Higher fertilizer prices add to farmers’ woes
The high prices of fertilizers in June had forced farmers to scrimp on implements and make do with lower yields as palay prices continued to fall, data from the Philippine Statistics Authority (PSA) showed.
Based on the agency’s monthly monitoring report, prices of widely used fertilizers declined from month-ago levels by less than 1 percent. However, prices were still higher compared to the levels in the same period last year.
On the average, urea posted the highest increase at P1,139.78 a sack, up 12.9 percent from last year.
Meanwhile, a sack of “complete” fertilizer, a mix of three main plant nutrients (nitrogen, phosphoric acid and potash), was sold at an average of P1,150.18, up 3.7 percent from year-ago level.
Prices of ammosul, (ammonium sulfate fertilizer) and ammophos (a highly concentrated fertilizer composed of nitrogen and phosphor), rose by 6.8 percent and 7.6 percent from year-ago levels, respectively, to P633.26 and P1,000.75 a sack.
Notable increases in fertilizer prices were especially noted in the provinces of Mindanao due to transport costs.
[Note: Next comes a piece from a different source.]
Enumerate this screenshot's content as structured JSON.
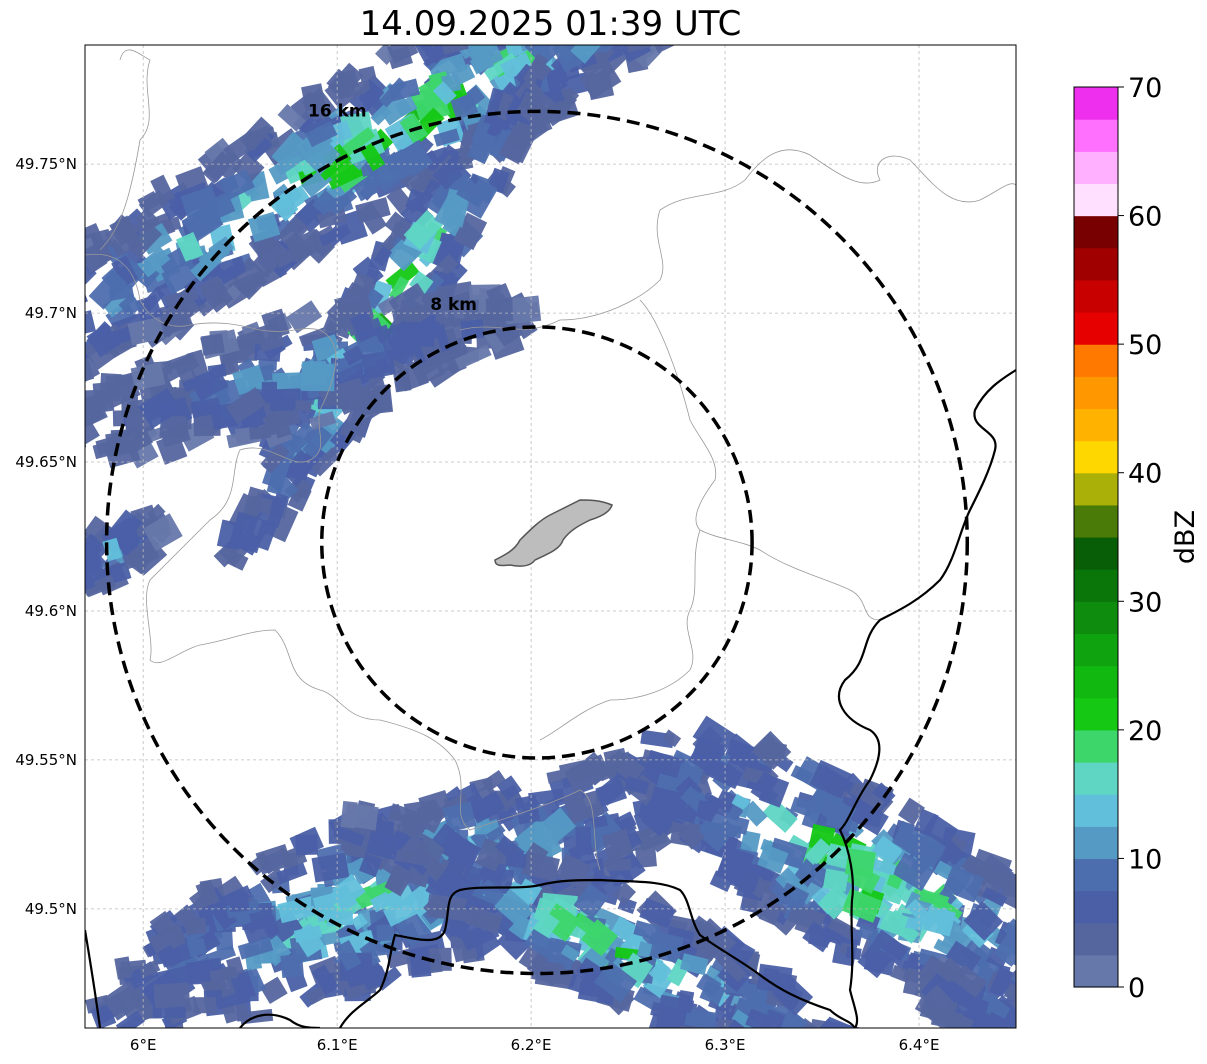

Significant upticks in prices were reflected in rice-producing regions such as Central Luzon and Cagayan Valley.
Federation of Free Farmers national manager Raul Montemayor said in an interview with the Inquirer that with the slump in palay prices, farmers were forced to use less implements to minimize losses.
However, doing so results in lower yields.
“Most of our farmers do not have any choice but to continue planting, so they try to save on inputs. Usually, prices pick up during lean months but it’s different now with the tariffication,” he said.
Since the call on liberalization, the farm-gate price of palay has reached its lowest in almost three years at P17.85 a kilo. In the provinces of Davao and Surigao, rates have plummeted to as low as P14 and P15 a kilo, respectively.
Montemayor said that if the downward trend would continue in the next two planting seasons, it was not far-fetched for farmers to sell their lands.
“With the current prices they are really losing, and the fastest way to earn is by selling,” he said.